Evaluation of Privacy-aware Support Vector Machine (SVM) Learning using Homomorphic Encryption
William J Buchanan, Hisham Ali
TL;DR
This work investigates privacy-aware machine learning by applying Fully Homomorphic Encryption (FHE) to Support Vector Machines (SVM) using the CKKS scheme implemented in OpenFHE. The authors train plaintext SVM models and perform encrypted inference on the Iris dataset, systematically varying encryption parameters such as the ring dimension $N$, multiplicative depth $D$, scaling $S$, modulus $M$, security level $L$, and batch size $B$. They compare linear and polynomial kernels (SVM-Linear vs SVM-Poly) and find that both offer similar performance, with classification accuracy around 96.7% under encryption, while encrypted inference incurs substantial overhead (roughly 1,000x slower) and runtime grows with $N$ and $D$. The results highlight that ring dimension and modulus size are the primary determinants of FHE performance and point to potential optimizations (packing, bootstrapping, hardware acceleration) to render privacy-preserving ML more practical in real-world settings.

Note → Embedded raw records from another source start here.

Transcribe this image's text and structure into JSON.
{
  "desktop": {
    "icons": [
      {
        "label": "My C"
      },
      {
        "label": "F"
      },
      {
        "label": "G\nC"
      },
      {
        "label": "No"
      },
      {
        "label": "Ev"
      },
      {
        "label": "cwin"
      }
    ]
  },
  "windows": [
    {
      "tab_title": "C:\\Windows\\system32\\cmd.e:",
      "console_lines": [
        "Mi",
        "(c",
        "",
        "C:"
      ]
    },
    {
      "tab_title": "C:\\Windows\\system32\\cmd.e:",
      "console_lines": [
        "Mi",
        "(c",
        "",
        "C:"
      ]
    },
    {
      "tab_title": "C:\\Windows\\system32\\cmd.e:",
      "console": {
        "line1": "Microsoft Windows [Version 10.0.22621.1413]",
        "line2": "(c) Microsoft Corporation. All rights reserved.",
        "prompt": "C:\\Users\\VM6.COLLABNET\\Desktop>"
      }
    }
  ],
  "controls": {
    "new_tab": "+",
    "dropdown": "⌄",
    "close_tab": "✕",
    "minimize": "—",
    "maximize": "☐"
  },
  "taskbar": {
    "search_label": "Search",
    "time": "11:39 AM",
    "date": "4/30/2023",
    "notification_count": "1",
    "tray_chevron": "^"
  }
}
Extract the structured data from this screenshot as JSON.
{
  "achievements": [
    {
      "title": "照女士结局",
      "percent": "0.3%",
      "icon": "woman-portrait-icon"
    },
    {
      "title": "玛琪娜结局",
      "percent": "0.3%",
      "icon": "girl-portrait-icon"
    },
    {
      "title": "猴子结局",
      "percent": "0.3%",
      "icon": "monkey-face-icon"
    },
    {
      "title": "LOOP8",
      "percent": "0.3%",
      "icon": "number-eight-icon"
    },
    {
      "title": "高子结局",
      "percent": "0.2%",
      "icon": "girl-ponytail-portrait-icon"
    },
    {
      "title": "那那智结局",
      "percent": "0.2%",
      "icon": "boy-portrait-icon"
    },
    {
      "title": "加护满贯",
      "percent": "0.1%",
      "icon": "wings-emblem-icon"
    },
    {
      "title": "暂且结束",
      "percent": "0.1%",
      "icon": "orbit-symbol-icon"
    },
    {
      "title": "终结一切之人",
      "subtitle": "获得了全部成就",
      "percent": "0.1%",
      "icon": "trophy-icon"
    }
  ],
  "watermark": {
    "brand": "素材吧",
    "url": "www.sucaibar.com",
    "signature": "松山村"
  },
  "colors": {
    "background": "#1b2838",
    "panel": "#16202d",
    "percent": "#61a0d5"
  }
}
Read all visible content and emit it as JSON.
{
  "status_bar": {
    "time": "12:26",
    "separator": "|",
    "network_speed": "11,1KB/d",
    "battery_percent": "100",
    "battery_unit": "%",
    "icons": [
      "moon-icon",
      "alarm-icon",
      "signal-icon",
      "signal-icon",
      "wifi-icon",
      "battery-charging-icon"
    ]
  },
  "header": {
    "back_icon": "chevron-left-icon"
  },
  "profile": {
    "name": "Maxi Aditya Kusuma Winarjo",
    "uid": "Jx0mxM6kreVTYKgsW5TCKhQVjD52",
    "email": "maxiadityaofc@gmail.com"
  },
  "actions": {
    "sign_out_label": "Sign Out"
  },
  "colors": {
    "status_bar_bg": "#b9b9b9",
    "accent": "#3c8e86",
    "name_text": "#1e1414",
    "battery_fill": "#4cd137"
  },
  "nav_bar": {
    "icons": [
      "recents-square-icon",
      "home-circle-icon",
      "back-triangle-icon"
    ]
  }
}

Overall, the paper demonstrates that privacy-preserving SVM via CKKS maintains accuracy while exposing clear trade-offs between security/precision and computational efficiency, guiding future optimization efforts in encrypted ML workflows.
Abstract
The requirement for privacy-aware machine learning increases as we continue to use PII (Personally Identifiable Information) within machine training. To overcome these privacy issues, we can apply Fully Homomorphic Encryption (FHE) to encrypt data before it is fed into a machine learning model. This involves creating a homomorphic encryption key pair, and where the associated public key will be used to encrypt the input data, and the private key will decrypt the output. But, there is often a performance hit when we use homomorphic encryption, and so this paper evaluates the performance overhead of using the SVM machine learning technique with the OpenFHE homomorphic encryption library. This uses Python and the scikit-learn library for its implementation. The experiments include a range of variables such as multiplication depth, scale size, first modulus size, security level, batch size, and ring dimension, along with two different SVM models, SVM-Poly and SVM-Linear. Overall, the results show that the two main parameters which affect performance are the ring dimension and the modulus size, and that SVM-Poly and SVM-Linear show similar performance levels.